Si la medicina siguiera practicándose como hace siglos, nuestro trabajo como profesionales de la salud sería fácil. Podríamos culpar a un “humor” o a un “espíritu” de las enfermedades de la humanidad; o bien podríamos seguir desangrando a los pacientes para curarlos de fiebre, aplicar aceite hirviendo en sus heridas de guerra para evitar gangrena, o producir un choque hipoglucémico para “curar” la esquizofrenia. En los inicios de la humanidad, importaba más quién curaba (por ejemplo, el chamán más sabio) y no tanto el cómo o el qué. Las decisiones de los encargados de la salud se apoyaban usualmente en cualquier creencia, en sus propias convicciones u observaciones sin ser probadas mediante el método científico.

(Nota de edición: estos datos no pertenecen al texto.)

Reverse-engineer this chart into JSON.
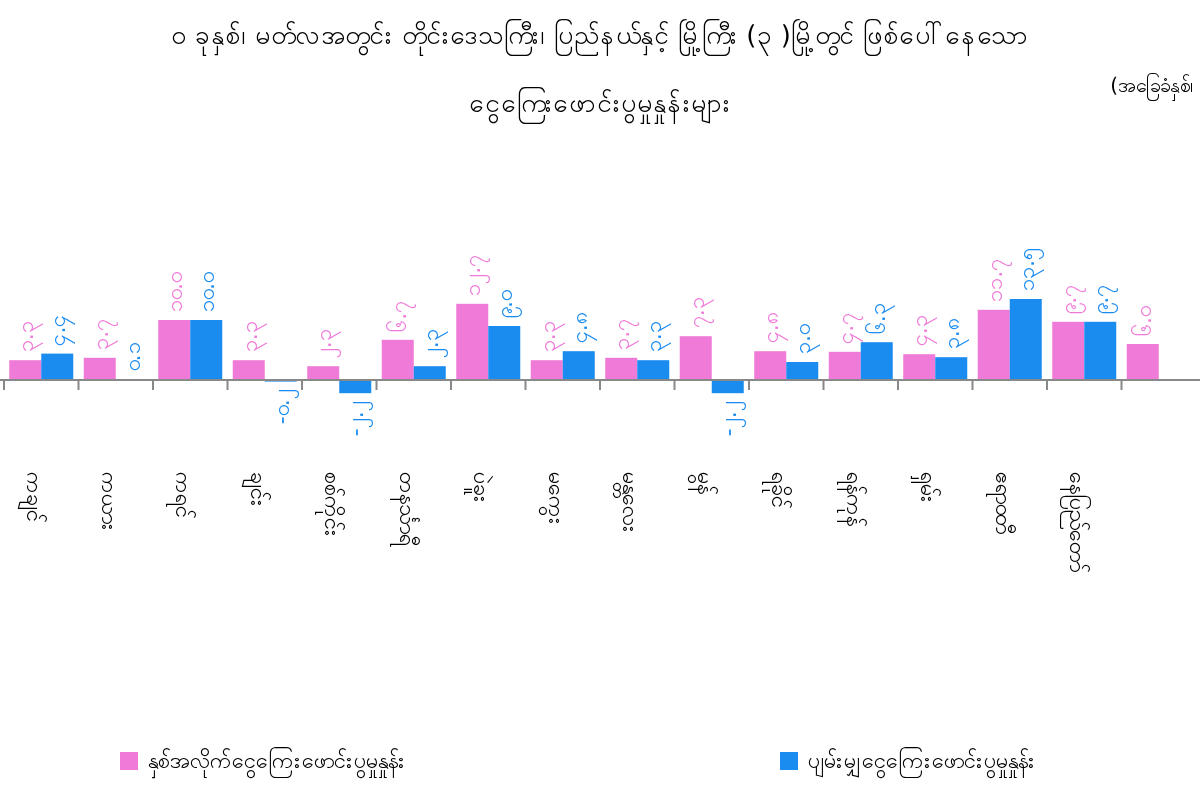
{
  "chart_data": {
    "type": "bar",
    "title": "၀ ခုနှစ်၊ မတ်လအတွင်း တိုင်းဒေသကြီး၊ ပြည်နယ်နှင့် မြို့ကြီး (၃ )မြို့တွင် ဖြစ်ပေါ်နေသော",
    "subtitle": "ငွေကြေးဖောင်းပွမှုနှုန်းများ",
    "annotations": [
      "(အခြေခံနှစ်၊"
    ],
    "categories": [
      "ကချင်",
      "ကယား",
      "ကရင်",
      "ချင်း",
      "စစ်ကိုင်း",
      "တနင်္သာရီ",
      "ပဲခူး",
      "မကွေး",
      "မန္တလေး",
      "မွန်",
      "ရခိုင်",
      "ရန်ကုန်",
      "ရှမ်း",
      "ဧရာဝတီ",
      "နေပြည်တော်",
      null
    ],
    "series": [
      {
        "name": "နှစ်အလိုက်ငွေကြေးဖောင်းပွမှုနှုန်း",
        "color": "#f07ad8",
        "values": [
          3.3,
          3.7,
          10.0,
          3.3,
          2.3,
          6.7,
          12.7,
          3.3,
          3.7,
          7.3,
          4.8,
          4.7,
          4.3,
          11.7,
          9.7,
          6.0
        ],
        "value_labels": [
          "၃.၃",
          "၃.၇",
          "၁၀.၀",
          "၃.၃",
          "၂.၃",
          "၆.၇",
          "၁၂.၇",
          "၃.၃",
          "၃.၇",
          "၇.၃",
          "၄.၈",
          "၄.၇",
          "၄.၃",
          "၁၁.၇",
          "၉.၇",
          "၆.၀"
        ]
      },
      {
        "name": "ပျမ်းမျှငွေကြေးဖောင်းပွမှုနှုန်း",
        "color": "#1a8cf0",
        "values": [
          4.4,
          0.1,
          10.0,
          -0.2,
          -2.2,
          2.3,
          9.0,
          4.8,
          3.3,
          -2.2,
          3.0,
          6.3,
          3.8,
          13.5,
          9.7,
          null
        ],
        "value_labels": [
          "၄.၄",
          "၀.၁",
          "၁၀.၀",
          "-၀.၂",
          "-၂.၂",
          "၂.၃",
          "၉.၀",
          "၄.၈",
          "၃.၃",
          "-၂.၂",
          "၃.၀",
          "၆.၃",
          "၃.၈",
          "၁၃.၅",
          "၉.၇",
          null
        ]
      }
    ],
    "grid": false,
    "legend": "bottom",
    "relative": false
  }
}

Para nuestra fortuna, la ciencia fue un requisito para los que practicaban la atención a la salud, uniéndose a ese arte necesario de interacción humana que siempre ha caracterizado a la medicina. Gracias a ello obtuvimos mayor conocimiento con menos probabilidad de errores y sesgos. Comenzamos a obtener información científica al alcance de nuestras manos. Gracias a un libro o a una revista médica, teníamos valiosa información para nosotros y nuestros pacientes. Posteriormente, un teclado y una computadora conectados a la internet serían suficientes para incrementar la rapidez y el tamaño del flujo de datos, con la notable consecuencia de que hoy en día es imposible estar al tanto de toda la información que surge de la ciencia médica. Esto ocasionó una brecha de conocimiento: muchos tratamientos o toma de decisiones en salud son recomendados sin un sustento científico, mientras que muchos otros, que pueden funcionar, no se usan, o se usan mal, o los que hacen daño se siguen usando. En pocas palabras, la incertidumbre sigue estando presente en el ámbito de la interacción médico-paciente.
El médico y todos los profesionales de la salud se dedican a proveer el mejor consejo para ayudar a los pacientes en la toma de decisiones y así generar mejores desenlaces en la salud del individuo y de la sociedad. Pocos niegan que esta toma de decisiones debe venir de un buen juicio sobre los beneficios, costos y posibles daños de la decisión que estén tomando, y este juicio debe estar apoyado en la mejor investigación científica disponible sin dejar de lado los valores y preferencias de cada paciente.